Ozzie 스케줄링 설정
Oozie 스케줄링 설정
Oozie는 Hadoop Eco 클러스터의 유형이 Core Hadoop일 때 제공되는 워크플로 작업 도구입니다.
Oozie를 통해 번들, 워크플로, 코디네이터 목록과 상세 정보, 로그를 확인할 수 있습니다. Oozie는 클러스터 상세 페이지의 퀵 링크를 클릭하여 접속할 수 있습니다. Oozie 스케줄링을 설정하는 방법은 다음과 같습니다.
클러스터 유형 | 접속 포트 |
---|---|
표준(Single) | 마스터 1번 노드의 11000 포트 |
HA | 마스터 3번 노드의 11000 포트 |
Oozie 워크플로 목록
Oozie 워크플로 작업 정보
Oozie 워크플로 작업 내용
사전 준비
Oozie의 워크플로 작업을 실행하기 위해서는 workflow.xml 파일과 부수적인 실행 파일이 필요합니다. 준비한 파일을 HDFS에 업로드하고 wf.properties 파일에 경로를 지정하여 실행하면 됩니다. Hive 작업의 형태는 다음과 같습니다.

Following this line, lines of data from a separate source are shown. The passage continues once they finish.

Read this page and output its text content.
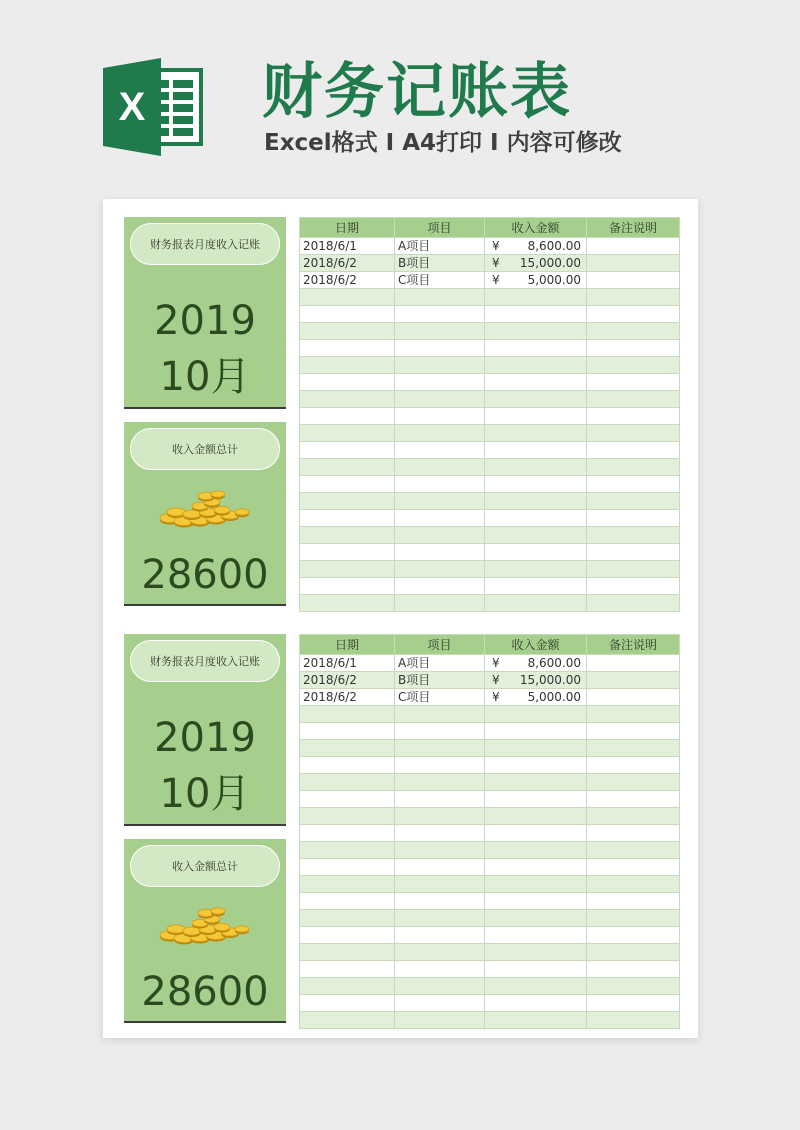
X 财务记账表

Excel格式 I A4打印 I 内容可修改

财务报表月度收入记账
2019
10月
收入金额总计
28600
日期	项目	收入金额	备注说明
2018/6/1	A项目	¥ 8,600.00	

2018/6/2	B项目	¥ 15,000.00	

2018/6/2	C项目	¥ 5,000.00	

财务报表月度收入记账
2019
10月
收入金额总计
28600
日期	项目	收入金额	备注说明
2018/6/1	A项目	¥ 8,600.00	

2018/6/2	B项目	¥ 15,000.00	

2018/6/2	C项目	¥ 5,000.00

$ hadoop fs -ls hdfs:///wf_hive/
Found 3 items
-rw-r--r-- 2 ubuntu hadoop 22762 2022-03-30 05:11 hdfs:///wf_hive/hive-site.xml
-rw-r--r-- 2 ubuntu hadoop 168 2022-03-30 05:11 hdfs:///wf_hive/sample.hql
-rw-r--r-- 2 ubuntu hadoop 978 2022-03-30 05:11 hdfs:///wf_hive/workflow.xml
$ oozie job -run -config wf.properties
SLF4J: Class path contains multiple SLF4J bindings.

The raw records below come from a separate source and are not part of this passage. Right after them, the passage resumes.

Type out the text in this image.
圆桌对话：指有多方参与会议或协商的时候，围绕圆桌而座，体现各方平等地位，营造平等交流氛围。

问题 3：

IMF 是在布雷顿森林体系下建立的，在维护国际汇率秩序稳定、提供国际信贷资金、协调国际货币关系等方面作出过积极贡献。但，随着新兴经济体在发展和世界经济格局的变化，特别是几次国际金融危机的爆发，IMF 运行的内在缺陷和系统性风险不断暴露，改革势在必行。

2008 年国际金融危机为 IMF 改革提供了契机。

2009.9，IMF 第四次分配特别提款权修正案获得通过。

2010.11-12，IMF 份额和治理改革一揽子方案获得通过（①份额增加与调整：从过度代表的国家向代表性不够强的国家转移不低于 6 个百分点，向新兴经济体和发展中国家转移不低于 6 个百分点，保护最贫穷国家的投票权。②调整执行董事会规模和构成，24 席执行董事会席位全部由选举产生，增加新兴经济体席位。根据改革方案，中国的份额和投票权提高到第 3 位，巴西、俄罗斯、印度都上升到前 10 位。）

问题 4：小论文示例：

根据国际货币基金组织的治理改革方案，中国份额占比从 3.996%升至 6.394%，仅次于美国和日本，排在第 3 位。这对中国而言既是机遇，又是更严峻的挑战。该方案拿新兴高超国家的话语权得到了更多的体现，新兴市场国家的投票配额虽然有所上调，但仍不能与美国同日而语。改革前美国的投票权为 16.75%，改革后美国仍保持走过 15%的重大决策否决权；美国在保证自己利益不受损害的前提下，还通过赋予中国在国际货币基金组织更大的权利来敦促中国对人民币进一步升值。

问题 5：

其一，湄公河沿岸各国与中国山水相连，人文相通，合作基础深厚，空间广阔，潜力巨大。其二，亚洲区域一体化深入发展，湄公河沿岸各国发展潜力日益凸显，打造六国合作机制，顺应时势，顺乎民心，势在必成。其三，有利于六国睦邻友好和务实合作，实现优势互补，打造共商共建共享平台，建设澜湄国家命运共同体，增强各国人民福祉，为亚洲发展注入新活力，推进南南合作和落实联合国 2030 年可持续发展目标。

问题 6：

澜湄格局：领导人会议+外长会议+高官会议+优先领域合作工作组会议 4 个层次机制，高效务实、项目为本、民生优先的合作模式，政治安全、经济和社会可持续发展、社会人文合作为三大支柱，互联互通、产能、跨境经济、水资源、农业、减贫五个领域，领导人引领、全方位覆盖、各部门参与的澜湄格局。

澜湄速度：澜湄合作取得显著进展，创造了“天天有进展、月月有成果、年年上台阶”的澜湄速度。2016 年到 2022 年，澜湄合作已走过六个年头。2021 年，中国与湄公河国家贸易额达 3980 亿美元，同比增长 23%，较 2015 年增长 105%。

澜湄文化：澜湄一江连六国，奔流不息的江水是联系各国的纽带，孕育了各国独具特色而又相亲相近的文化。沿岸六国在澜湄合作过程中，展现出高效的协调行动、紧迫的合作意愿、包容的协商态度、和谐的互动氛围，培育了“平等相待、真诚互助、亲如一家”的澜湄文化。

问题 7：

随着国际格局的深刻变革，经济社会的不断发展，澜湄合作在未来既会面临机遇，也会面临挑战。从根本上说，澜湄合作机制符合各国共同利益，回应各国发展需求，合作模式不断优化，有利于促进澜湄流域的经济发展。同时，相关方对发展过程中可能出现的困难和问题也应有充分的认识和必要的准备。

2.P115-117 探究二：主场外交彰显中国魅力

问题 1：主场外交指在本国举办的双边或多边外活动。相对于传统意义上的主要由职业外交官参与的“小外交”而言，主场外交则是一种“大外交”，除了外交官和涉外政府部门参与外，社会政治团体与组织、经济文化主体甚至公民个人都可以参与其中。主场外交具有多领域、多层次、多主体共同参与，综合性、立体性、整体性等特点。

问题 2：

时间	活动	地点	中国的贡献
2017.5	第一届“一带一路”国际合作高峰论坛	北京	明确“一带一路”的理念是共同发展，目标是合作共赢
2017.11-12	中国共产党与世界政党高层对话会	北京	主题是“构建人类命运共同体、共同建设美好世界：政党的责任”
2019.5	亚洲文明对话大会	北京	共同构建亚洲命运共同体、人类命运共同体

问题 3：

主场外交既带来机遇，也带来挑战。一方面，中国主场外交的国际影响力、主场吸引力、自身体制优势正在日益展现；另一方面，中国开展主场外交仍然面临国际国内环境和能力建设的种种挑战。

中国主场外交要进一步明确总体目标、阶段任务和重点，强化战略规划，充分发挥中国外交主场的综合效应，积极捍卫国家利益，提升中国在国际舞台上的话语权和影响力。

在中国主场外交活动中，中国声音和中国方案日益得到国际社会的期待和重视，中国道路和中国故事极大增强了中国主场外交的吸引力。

SLF4J: Found binding in [jar:file:/opt/oozie-5.2.1/lib/log4j-slf4j-impl-2.6.2.jar!/org/slf4j/impl/StaticLoggerBinder.class]
SLF4J: Found binding in [jar:file:/opt/oozie-5.2.1/lib/slf4j-log4j12-1.6.6.jar!/org/slf4j/impl/StaticLoggerBinder.class]
SLF4J: See http://www.slf4j.org/codes.html#multiple_bindings for an explanation.
SLF4J: Actual binding is of type [org.apache.logging.slf4j.Log4jLoggerFactory]
ERROR StatusLogger Log4j2 could not find a logging implementation. Please add log4j-core to the classpath. Using SimpleLogger to log to the console...
job: 0000000-220330040805876-oozie-ubun-W
$ oozie job -info 0000000-220330040805876-oozie-ubun-W
SLF4J: Class path contains multiple SLF4J bindings.
SLF4J: Found binding in [jar:file:/opt/oozie-5.2.1/lib/log4j-slf4j-impl-2.6.2.jar!/org/slf4j/impl/StaticLoggerBinder.class]
SLF4J: Found binding in [jar:file:/opt/oozie-5.2.1/lib/slf4j-log4j12-1.6.6.jar!/org/slf4j/impl/StaticLoggerBinder.class]
SLF4J: See http://www.slf4j.org/codes.html#multiple_bindings for an explanation.
SLF4J: Actual binding is of type [org.apache.logging.slf4j.Log4jLoggerFactory]
ERROR StatusLogger Log4j2 could not find a logging implementation. Please add log4j-core to the classpath. Using SimpleLogger to log to the console...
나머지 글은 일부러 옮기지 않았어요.